2 flutes (1st doubling piccolo, 2nd doubling piccolo and alto flute), 2 clarinets in Bb (2nd doubling bass clarinet), horn, 1 percussion (glockenspiel, marimba), harp, celesta, 3 violins, viola, cello, double bass

Duration:

20'

Year of composition:

2008

Commissioned by:

London Sinfonietta and ACE Study Tours commission

Premiere:

London Sinfonietta / conducted by Oliver Knussen,

Queen Elizabeth Hall, London, 8 June 2008

Published by:

In Indian poetry and philosophy, akasha (the Sanskrit word for ‘space’ and ‘sky’) is the element in which primordial vibration manifests itself as sound.  The element of ‘space’ is associated with boundless qualities of mind.  Sky blue is the symbolic colour of all-embracing space, and a dimensionless point its representation. 

 

While composing surrounded by distance, I was drawn to exploring the indefinable, yet seemingly precise manner in which musical shapes and configurations arise spontaneously in the space of awareness as evocative appearances and illusory continuities.  The result takes the form of sequences of short musical phrases and figures, which like ripples in a pond form and dissolve leaving no traces.

 

In this sense I would describe surrounded by distance as a display of magical appearances, which are articulated largely in the highest register of the ensemble by a pair of flutes, three violins, viola, glockenspiel and celesta, and unfold over a harmonically static background provided by a pair of clarinets, horn, harp, marimba and lower strings.  Towards the end of the piece, many of the figures that made up the first section re-emerge unchanged but in closer proximity to each other, somehow conveying a sense of simultaneously belonging to a vanishing present and an inaccessible past.

S.M.

  … surrounded by distance, whose gorgeous interweaving of parts over ostinato harmony made me think of the static “tone-colour” movement from Schoenberg’s Five Orchestral Pieces

Paul Driver, Sunday Times, 15 June 2008

Silvina Milstein ... had risen imaginatively to the challenge of the Association for Cultural Exchange to celebrate its 50th anniversary, creating a unique atmosphere by exploring remote and indefinable space.
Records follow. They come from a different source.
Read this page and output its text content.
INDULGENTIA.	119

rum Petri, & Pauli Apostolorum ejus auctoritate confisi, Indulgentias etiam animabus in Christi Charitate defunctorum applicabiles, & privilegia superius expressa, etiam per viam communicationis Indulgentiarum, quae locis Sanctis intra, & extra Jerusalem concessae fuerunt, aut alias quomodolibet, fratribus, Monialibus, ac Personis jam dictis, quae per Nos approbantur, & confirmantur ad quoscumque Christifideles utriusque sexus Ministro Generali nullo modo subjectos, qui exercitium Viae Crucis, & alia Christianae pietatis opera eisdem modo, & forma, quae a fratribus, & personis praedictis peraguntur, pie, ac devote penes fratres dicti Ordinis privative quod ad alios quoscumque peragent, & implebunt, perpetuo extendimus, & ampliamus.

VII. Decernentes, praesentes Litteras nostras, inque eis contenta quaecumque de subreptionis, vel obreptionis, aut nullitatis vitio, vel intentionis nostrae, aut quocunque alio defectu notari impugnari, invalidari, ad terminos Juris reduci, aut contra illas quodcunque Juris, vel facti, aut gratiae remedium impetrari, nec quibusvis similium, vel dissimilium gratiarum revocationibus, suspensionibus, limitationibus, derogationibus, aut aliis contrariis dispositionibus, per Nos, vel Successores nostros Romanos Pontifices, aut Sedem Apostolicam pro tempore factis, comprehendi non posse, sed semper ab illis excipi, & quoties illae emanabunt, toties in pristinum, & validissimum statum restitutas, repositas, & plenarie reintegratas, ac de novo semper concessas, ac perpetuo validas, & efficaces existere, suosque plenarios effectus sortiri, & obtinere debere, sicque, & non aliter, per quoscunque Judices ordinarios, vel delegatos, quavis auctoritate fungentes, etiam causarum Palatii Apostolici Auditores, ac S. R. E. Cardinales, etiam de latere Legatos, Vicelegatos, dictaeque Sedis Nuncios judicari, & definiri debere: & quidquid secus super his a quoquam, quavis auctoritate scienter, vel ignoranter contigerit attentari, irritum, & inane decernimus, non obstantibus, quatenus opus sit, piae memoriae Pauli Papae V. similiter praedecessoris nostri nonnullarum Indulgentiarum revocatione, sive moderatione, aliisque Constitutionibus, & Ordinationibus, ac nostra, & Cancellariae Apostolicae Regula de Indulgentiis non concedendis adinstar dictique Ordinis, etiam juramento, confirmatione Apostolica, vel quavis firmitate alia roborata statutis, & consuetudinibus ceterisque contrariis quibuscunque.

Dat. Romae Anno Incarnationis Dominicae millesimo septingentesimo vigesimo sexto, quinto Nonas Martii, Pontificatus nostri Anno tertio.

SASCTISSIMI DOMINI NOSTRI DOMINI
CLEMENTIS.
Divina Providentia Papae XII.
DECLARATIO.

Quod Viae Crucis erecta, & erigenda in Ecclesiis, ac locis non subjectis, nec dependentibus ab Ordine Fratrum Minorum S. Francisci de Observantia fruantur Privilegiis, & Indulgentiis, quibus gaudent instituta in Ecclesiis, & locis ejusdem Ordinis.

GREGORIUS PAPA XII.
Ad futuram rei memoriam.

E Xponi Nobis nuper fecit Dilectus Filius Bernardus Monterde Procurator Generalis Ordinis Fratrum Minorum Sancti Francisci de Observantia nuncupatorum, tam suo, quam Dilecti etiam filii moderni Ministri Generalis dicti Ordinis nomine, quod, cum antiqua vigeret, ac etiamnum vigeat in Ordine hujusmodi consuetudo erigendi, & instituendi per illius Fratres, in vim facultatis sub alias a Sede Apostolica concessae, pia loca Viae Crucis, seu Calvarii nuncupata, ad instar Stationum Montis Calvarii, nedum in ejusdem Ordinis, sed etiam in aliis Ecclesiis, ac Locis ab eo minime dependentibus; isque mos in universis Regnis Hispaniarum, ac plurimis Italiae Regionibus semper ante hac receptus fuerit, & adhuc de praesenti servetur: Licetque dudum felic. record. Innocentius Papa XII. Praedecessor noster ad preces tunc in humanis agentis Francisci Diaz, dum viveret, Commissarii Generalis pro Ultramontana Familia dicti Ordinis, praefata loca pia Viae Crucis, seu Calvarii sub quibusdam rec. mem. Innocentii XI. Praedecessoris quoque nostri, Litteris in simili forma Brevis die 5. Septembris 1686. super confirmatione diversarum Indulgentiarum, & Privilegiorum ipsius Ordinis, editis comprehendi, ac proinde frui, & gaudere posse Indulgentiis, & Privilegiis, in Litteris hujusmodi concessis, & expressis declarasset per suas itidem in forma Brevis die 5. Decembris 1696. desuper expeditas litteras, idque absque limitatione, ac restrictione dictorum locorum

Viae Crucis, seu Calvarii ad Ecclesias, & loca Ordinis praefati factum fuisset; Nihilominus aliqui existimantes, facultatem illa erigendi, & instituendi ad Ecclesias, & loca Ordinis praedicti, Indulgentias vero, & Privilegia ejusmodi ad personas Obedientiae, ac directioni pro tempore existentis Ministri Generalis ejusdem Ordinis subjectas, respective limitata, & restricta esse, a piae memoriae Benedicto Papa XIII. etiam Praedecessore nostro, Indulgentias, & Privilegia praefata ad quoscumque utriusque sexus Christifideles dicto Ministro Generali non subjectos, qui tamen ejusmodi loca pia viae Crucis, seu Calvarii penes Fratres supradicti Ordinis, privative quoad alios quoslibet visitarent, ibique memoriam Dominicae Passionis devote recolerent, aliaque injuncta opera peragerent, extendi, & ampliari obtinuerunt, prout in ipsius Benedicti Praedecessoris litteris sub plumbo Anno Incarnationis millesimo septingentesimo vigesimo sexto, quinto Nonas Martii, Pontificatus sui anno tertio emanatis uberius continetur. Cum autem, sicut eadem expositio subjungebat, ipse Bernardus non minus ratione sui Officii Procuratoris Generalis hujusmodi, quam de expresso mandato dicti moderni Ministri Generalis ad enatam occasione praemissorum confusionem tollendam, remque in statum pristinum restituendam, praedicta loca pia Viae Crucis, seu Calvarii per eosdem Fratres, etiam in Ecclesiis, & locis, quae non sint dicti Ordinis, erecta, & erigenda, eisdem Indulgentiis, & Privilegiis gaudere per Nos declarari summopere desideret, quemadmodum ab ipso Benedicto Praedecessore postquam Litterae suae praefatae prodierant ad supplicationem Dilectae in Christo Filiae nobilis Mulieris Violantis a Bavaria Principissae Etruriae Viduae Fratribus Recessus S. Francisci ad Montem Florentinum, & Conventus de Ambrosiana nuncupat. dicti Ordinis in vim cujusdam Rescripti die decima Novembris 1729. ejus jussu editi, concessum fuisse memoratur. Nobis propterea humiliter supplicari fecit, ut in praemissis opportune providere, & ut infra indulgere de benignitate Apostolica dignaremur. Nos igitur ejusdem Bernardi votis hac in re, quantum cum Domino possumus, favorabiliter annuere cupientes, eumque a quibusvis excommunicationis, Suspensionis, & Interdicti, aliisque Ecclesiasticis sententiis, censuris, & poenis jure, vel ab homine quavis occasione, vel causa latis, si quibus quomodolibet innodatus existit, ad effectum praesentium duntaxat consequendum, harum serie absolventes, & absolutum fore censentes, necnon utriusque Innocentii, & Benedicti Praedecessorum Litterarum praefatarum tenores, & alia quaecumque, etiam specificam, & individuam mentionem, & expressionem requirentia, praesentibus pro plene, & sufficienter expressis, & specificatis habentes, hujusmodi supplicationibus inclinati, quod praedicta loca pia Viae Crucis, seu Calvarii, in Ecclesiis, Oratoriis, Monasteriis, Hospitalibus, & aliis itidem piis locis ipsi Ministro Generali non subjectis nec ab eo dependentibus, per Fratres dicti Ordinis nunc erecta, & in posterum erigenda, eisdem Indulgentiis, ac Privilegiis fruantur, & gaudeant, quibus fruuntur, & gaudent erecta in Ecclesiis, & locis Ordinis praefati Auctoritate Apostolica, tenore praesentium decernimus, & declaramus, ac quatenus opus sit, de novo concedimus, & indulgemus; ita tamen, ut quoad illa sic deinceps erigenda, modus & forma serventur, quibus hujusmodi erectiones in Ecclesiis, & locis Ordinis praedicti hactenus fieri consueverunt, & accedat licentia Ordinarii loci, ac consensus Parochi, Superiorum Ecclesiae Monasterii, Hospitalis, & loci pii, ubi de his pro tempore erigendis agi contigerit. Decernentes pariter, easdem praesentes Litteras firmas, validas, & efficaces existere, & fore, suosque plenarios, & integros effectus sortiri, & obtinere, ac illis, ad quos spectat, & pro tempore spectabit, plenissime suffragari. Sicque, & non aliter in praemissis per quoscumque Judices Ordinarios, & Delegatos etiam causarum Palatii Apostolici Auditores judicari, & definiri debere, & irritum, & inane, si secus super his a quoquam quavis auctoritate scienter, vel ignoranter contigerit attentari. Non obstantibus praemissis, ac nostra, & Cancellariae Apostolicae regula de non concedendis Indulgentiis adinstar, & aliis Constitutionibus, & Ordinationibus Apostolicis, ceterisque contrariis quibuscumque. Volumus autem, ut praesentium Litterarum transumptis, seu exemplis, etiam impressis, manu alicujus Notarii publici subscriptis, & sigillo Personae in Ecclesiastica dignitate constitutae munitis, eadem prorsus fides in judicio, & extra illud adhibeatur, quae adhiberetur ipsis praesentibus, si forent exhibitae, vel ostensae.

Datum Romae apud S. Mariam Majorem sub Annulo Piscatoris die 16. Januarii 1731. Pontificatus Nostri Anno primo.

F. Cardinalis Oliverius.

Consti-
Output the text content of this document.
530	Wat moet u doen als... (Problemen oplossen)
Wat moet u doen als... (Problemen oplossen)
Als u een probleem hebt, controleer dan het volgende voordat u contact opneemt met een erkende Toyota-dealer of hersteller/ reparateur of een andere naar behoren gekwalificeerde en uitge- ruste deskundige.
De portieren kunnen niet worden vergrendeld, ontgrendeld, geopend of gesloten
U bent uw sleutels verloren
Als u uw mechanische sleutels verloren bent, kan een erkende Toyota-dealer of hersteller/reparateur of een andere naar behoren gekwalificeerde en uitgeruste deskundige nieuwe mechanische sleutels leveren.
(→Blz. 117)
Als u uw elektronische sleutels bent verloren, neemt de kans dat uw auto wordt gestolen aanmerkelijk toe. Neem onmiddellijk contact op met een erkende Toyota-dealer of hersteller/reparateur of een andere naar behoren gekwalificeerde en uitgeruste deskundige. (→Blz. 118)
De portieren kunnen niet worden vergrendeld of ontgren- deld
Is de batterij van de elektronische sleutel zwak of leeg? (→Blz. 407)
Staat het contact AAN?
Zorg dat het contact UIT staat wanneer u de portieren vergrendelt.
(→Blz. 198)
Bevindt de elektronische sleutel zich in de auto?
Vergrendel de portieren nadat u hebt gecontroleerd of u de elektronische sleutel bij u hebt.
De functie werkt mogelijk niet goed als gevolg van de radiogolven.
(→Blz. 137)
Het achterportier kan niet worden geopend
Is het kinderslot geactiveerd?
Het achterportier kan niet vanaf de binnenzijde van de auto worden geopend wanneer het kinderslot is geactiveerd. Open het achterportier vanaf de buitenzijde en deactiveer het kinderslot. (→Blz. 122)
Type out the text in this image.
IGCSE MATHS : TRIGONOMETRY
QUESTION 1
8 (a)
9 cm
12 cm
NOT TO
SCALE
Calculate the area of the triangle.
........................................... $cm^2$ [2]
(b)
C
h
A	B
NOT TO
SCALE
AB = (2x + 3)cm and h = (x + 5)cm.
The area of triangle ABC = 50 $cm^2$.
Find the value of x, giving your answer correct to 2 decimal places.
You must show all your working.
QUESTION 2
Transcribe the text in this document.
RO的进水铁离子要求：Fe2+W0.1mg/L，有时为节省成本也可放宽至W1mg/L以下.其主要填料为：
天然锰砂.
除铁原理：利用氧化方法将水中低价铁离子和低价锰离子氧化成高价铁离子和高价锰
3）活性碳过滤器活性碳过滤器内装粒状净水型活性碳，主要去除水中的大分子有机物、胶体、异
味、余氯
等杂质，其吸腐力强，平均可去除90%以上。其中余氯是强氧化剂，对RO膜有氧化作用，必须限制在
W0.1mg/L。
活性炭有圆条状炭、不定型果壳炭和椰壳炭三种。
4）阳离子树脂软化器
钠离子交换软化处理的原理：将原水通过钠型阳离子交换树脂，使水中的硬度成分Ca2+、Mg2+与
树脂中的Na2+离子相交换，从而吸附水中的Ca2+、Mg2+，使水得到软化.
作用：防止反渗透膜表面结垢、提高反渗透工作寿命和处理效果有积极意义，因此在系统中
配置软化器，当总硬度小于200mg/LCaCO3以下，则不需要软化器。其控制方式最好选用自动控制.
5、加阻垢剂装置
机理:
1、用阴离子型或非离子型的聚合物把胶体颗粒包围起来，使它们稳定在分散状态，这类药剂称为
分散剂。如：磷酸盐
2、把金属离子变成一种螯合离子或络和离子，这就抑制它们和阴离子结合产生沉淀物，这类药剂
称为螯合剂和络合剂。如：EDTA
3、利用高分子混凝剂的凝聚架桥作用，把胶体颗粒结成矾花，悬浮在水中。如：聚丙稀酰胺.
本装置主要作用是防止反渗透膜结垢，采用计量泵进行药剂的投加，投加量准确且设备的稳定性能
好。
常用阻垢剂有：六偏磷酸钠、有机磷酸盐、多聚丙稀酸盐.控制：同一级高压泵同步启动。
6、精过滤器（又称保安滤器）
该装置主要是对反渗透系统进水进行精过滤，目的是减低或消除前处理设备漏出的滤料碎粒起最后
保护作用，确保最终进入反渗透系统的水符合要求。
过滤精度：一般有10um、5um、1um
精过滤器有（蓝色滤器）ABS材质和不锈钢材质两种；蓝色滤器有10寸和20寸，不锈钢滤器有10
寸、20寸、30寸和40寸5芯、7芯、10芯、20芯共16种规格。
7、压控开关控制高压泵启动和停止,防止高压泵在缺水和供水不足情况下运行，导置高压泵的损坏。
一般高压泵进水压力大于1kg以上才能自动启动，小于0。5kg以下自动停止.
Based on the Sanskrit term ‘akasha – space and sky – surrounded by distance was designed to communicate her evocative response to ‘the boundless qualities of mind’ in an atmosphere of all-embracing spatial sound, expressing intense shades of colour and occasionally watery environment, via a 14-piece ensemble, including marimba and celesta.  After that floating, unearthly première performance, it was alleged that the Conductor Laureate of the London Sinfonietta, Oliver Knussen, had perceived the rehearsals as ‘gentle journeys along a country lane, where you become gradually aware of the changes in time and scenery’.  In his customary – and exceptionally creative – manner he translated his timeless vision into an intensely ethereal version of dimensionless space, mystically conveying  – as Silvina Milstein averred in her programme notes – ‘a sense of simultaneously belonging to a vanishing present and an inaccessible past.